Third, Robinhood may have been motivated by a desire to protect its users from a volatile market and disastrous trading conditions. The conventional wisdom — which turned out to be true — is that GameStop’s high share price was unsustainable and that at some point the price was going to tumble. Suspending trades would protect users from investing in a company that was doomed to failure. As others have pointed out, Robinhood may be especially sensitive to widespread customer losses after one of its customers committed suicide after racking up what he believed was hundreds of thousands in debt.
Fourth, Robinhood may have wanted to slow trading to avoid scrutiny from regulators or lawmakers. This is linked to the previous explanation, as mass customer losses would likely increase calls for a regulatory crackdown. Although, the irony with this explanation is that it was the decision to suspend trading that contributed the most to calls for increased regulation.
Of course, there are more cynical theories out there. Some people think that Robinhood suspended trading to prevent its institutional investors from losing money on their GameStop positions. That theory isn’t especially plausible. For one thing, as explained above, institutional investors were profiting from the increase in GameStop’s share price. For another thing, Robinhood makes its money by routing shares to institutions that execute on those trades — they call it “payment for order flow.” Thus, suspending trading would only serve to reduce Robinhood’s profits.
Did Robinhood Breach Its Contracts with Its Customers?
The fact that Robinhood’s trading suspension wasn’t illegal from a regulatory perspective doesn’t mean that the suspension was permissible from a contract perspective. Do Robinhood’s customers have a claim against Robinhood for breach of contract? Once again, the answer is no. In fact, Robinhood’s terms of service explicitly state that it can suspend trading at any time.
More importantly, Robinhood only prevented traders from opening new positions. Because users were free to close out their GameStop positions, they cannot claim that Robinhood left them holding the bag. And as far as new trades were concerned, nothing prevented Robinhood users from purchasing shares through other brokers or services. To put it more simply, Robinhood customers aren’t legally entitled to unlimited access — or even any access — to the Robinhood trading platform. I expect the bevy of lawsuits asserting these kinds of claims to fail.
Where Does GameStop Go from Here?
Nowhere. There was thought that GameStop could leverage its high share price to score additional funding. But the fact that the high prices were based on already existing shares, in tandem with the fact that the share prices have since plummeted, means that GameStop can’t really leverage the event for any meaningful gain, beyond additional press and name recognition.
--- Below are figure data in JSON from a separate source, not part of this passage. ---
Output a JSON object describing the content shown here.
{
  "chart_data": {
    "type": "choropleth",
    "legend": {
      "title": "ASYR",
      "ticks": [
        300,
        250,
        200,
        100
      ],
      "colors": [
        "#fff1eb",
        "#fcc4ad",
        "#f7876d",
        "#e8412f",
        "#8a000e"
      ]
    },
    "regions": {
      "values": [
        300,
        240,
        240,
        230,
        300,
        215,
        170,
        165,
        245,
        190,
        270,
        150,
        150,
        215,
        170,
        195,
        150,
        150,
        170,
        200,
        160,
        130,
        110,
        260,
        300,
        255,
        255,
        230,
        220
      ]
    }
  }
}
But even the additional press isn’t anything to write home about — instead of being known for video games, GameStop will be associated with the likes of Blackberry, Nokia, and numerous other failed or failing companies. That’s hardly a ringing endorsement.
I’ve never liked GameStop. I’ve browsed GameStop quite a few times over the years (usually as a hideaway when my parents were grocery shopping next door), and I can’t even recall an occasion where I saw a game that wasn’t grossly overpriced relative to what I could find it for at other competing retailers, or where GameStop’s trade-in price wasn’t grossly underpriced. With that background in mind, it’s only fitting that GameStop’s stock would, in the span of just a few weeks, exhibit both of those deficiencies — at first vastly underpriced, then vastly overpriced.
If GameStop is on its way out — and I truly believe it is — it’s only fitting that its last hurrah lives up to the suckage that defined GameStop for its entire existence. Good riddance.